How strange that this man and his oldest friend had broken bread together, Jaryk thought. How strange that while he’d been falling in love Misha had found a new companion: a bookmonger with oily hair and long, womanish lashes. He probably had soft hands, too, which Misha definitely did not. But Misha had loved to learn about the world. Once for his birthday he had bought Jaryk an engraved copy of One Thousand and One Nights, which he’d only skimmed, and which Lucy ultimately took back to her own apartment.
“I’d like to see how he spent his days here. I’d like to see his things,” Jaryk said. “Anything he left behind.”
“Tomorrow, I’ll show you how he spent his days. But now follow me, and you’ll see where he kept his things.” The professor led Jaryk down to the second floor. They passed several rooms where all the furniture was draped in sheets, evidence of a larger life now covered away.
“This was his,” said the professor, stopping at a room with a bay window that faced west, the sunset laying its colors on the plain blue sheets of Misha’s last bed.
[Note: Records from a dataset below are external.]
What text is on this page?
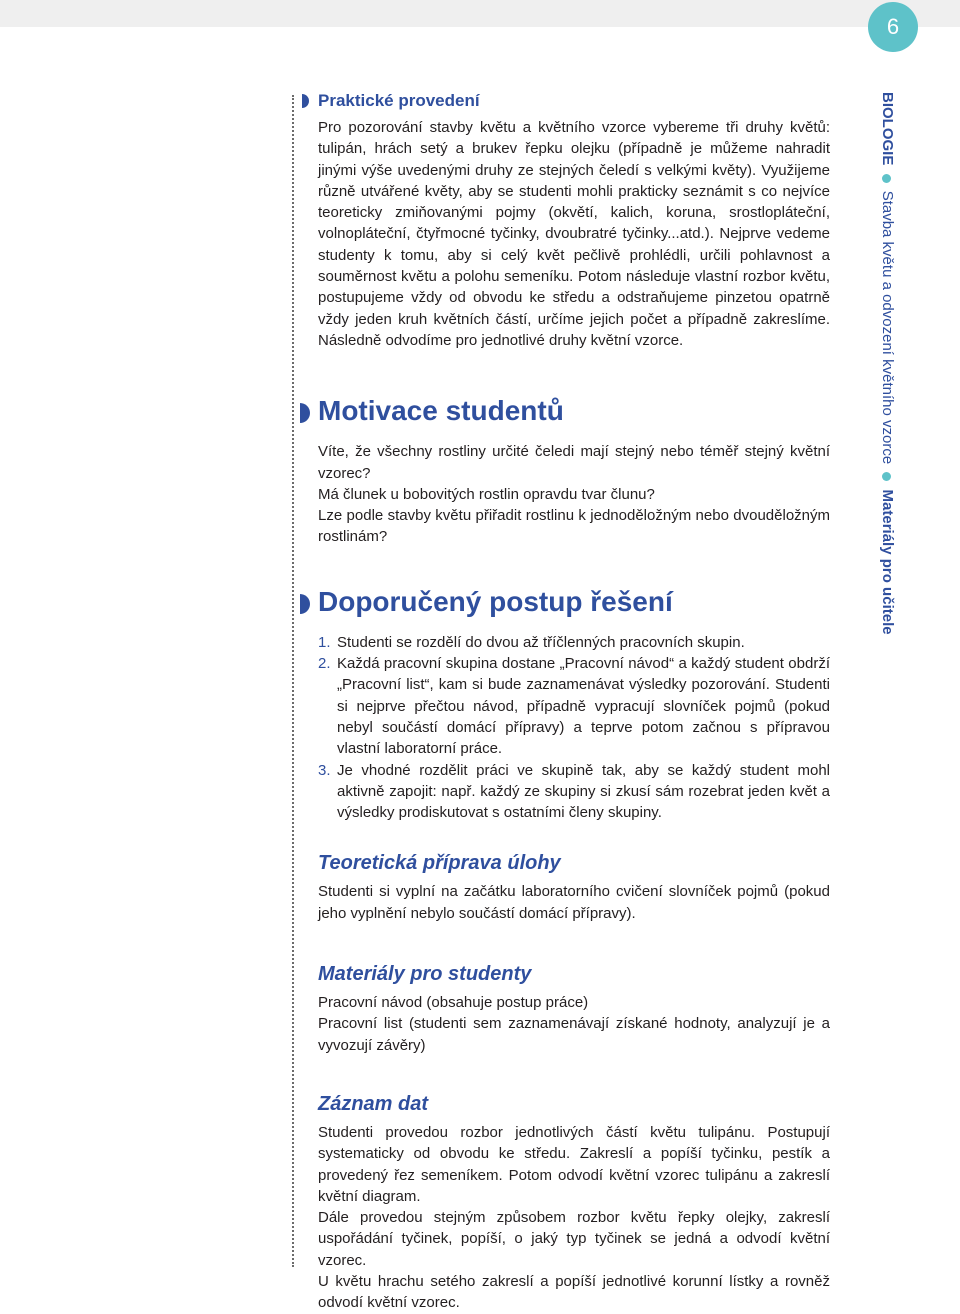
6
Praktické provedení

Pro pozorování stavby květu a květního vzorce vybereme tři druhy květů: tulipán, hrách setý a brukev řepku olejku (případně je můžeme nahradit jinými výše uvedenými druhy ze stejných čeledí s velkými květy). Využijeme různě utvářené květy, aby se studenti mohli prakticky seznámit s co nejvíce teoreticky zmiňovanými pojmy (okvětí, kalich, koruna, srostlopláteční, volnopláteční, čtyřmocné tyčinky, dvoubratré tyčinky...atd.). Nejprve vedeme studenty k tomu, aby si celý květ pečlivě prohlédli, určili pohlavnost a souměrnost květu a polohu semeníku. Potom následuje vlastní rozbor květu, postupujeme vždy od obvodu ke středu a odstraňujeme pinzetou opatrně vždy jeden kruh květních částí, určíme jejich počet a případně zakreslíme. Následně odvodíme pro jednotlivé druhy květní vzorce.

Motivace studentů

Víte, že všechny rostliny určité čeledi mají stejný nebo téměř stejný květní vzorec?

Má člunek u bobovitých rostlin opravdu tvar člunu?

Lze podle stavby květu přiřadit rostlinu k jednoděložným nebo dvouděložným rostlinám?

Doporučený postup řešení
1. Studenti se rozdělí do dvou až tříčlenných pracovních skupin.
2. Každá pracovní skupina dostane „Pracovní návod“ a každý student obdrží „Pracovní list“, kam si bude zaznamenávat výsledky pozorování. Studenti si nejprve přečtou návod, případně vypracují slovníček pojmů (pokud nebyl součástí domácí přípravy) a teprve potom začnou s přípravou vlastní laboratorní práce.
3. Je vhodné rozdělit práci ve skupině tak, aby se každý student mohl aktivně zapojit: např. každý ze skupiny si zkusí sám rozebrat jeden květ a výsledky prodiskutovat s ostatními členy skupiny.
Teoretická příprava úlohy

Studenti si vyplní na začátku laboratorního cvičení slovníček pojmů (pokud jeho vyplnění nebylo součástí domácí přípravy).

Materiály pro studenty

Pracovní návod (obsahuje postup práce)

Pracovní list (studenti sem zaznamenávají získané hodnoty, analyzují je a vyvozují závěry)

Záznam dat

Studenti provedou rozbor jednotlivých částí květu tulipánu. Postupují systematicky od obvodu ke středu. Zakreslí a popíší tyčinku, pestík a provedený řez semeníkem. Potom odvodí květní vzorec tulipánu a zakreslí květní diagram.

Dále provedou stejným způsobem rozbor květu řepky olejky, zakreslí uspořádání tyčinek, popíší, o jaký typ tyčinek se jedná a odvodí květní vzorec.

U květu hrachu setého zakreslí a popíší jednotlivé korunní lístky a rovněž odvodí květní vzorec.

BIOLOGIE  Stavba květu a odvození květního vzorce  Materiály pro učitele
“He was cremated in the village, but I brought his ashes back,” said the professor pointing to a brass urn. Jaryk tested its weight and imagined for a moment that the heft came not from the metal but from whatever Misha had left of his body in this world. He would never have wanted cremation for his friend. The ignominy of it still bothered him. “At least he passed in his sleep,” Jaryk said.